# How to differentiate a brownian motion?

By definition a wiener process cannot be differentiated.

But when we use Ito's lemma on $F = X^2$, where X is wiener process

we have total change in

$$dF = 2XdX + dt$$

How can we calculate $\frac{dF}{dX}$ when by definition it cannot be differentiated? Isin't this contradiction by definition?

• Have you looked at this Wikipedia page? – Bob Jansen Apr 26 '15 at 9:14
• yes...wikipedia doesn't answer my question...see my comment below. Even for writing the integral form, how do I get dF/dX. – Animesh Saxena Apr 27 '15 at 11:11
• I think you are mixing things here. The function $F: x \mapsto x^2$ is differentiable but not the Wiener process itself :) – byouness May 15 '18 at 15:51

## 3 Answers

In order to apply Ito's lemma, your function needs to be a twice-differentiable function. There is no issue with the non-differentiability of the Wiener process. $\frac{dF}{dX}$ involves differentiating F, not the Wiener process X.

Using a simple analogy: instantaneous velocity ($\frac{dD}{dt}$) is the derivative of position (D) over time; what is differentiated is not time, but distance. I believe this is where your confusion stems from.

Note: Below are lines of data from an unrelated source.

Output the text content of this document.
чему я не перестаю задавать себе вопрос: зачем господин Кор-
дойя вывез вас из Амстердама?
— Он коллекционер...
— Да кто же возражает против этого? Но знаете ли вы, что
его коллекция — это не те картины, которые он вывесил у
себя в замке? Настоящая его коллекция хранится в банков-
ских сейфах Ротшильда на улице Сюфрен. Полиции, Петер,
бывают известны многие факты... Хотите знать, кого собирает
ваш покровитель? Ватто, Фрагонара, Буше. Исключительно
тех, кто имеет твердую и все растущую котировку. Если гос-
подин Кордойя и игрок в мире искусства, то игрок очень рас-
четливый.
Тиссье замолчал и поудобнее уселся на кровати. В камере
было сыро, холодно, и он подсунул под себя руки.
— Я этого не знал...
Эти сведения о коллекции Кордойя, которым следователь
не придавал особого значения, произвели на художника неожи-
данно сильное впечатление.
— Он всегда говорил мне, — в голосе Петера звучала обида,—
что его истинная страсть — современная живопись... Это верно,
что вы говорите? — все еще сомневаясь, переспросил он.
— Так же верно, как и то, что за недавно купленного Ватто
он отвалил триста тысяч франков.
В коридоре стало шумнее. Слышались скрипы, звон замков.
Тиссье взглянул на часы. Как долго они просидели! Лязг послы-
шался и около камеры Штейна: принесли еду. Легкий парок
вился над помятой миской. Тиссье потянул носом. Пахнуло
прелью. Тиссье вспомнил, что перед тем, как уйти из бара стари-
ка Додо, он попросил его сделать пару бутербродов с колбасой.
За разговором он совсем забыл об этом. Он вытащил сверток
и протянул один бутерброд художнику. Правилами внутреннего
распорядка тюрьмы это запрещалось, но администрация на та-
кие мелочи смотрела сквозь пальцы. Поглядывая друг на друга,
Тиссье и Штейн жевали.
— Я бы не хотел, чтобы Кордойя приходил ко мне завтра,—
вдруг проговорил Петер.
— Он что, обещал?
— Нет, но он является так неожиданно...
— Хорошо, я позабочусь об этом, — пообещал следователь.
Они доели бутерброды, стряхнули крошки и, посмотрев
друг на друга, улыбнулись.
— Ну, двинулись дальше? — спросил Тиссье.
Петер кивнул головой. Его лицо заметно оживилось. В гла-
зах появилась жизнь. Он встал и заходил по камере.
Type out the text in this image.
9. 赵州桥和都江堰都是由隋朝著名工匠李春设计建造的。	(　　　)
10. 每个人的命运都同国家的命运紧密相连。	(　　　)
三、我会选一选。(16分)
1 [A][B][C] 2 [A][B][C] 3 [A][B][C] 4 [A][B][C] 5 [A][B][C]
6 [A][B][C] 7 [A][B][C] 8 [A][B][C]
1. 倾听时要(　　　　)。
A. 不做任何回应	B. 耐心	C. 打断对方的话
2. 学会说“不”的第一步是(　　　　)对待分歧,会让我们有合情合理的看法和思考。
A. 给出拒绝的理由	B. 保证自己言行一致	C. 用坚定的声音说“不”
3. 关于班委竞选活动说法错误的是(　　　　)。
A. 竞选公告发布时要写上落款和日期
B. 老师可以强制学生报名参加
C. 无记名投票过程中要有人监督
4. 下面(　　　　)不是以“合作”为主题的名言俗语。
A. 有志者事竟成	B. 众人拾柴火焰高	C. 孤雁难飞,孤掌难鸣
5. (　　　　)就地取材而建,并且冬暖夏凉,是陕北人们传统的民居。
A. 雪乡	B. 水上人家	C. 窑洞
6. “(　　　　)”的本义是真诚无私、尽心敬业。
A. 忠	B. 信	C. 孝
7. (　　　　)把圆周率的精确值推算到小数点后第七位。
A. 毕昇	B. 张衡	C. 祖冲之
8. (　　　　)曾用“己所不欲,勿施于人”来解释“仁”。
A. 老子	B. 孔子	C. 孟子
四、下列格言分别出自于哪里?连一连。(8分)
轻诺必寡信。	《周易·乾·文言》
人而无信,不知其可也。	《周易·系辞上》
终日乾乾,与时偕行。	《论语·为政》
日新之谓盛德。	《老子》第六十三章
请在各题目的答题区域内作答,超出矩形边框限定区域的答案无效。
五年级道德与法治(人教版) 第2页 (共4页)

We write the differential form of Ito formula for simplification. Actually, the differential form for Ito formula $$dF(W(t)) = 2W(t)dW(t) + dt$$ means the integral form for Ito formula, $$\int{dF} = \int{2W(t)dW(t)} + \int{dt}$$ which make sense in mathemaitcs.

• k but for writing that formua where do you get the first term 2W, you get it by doing dF/dX or 2X, so why dF/dX is possible here? – Animesh Saxena Apr 27 '15 at 11:10
• We get $2W(t)$ by using Ito formula. And I think ocstl answered your question. – logistic Apr 27 '15 at 13:29

You are right that a Wiener process can not be differenciated in the conventional way since the derivative in respect to time does not exist. For this reason Ito lemma should be used to integrate and differenciate Brownian or Wiener processes as these are considered ito processes.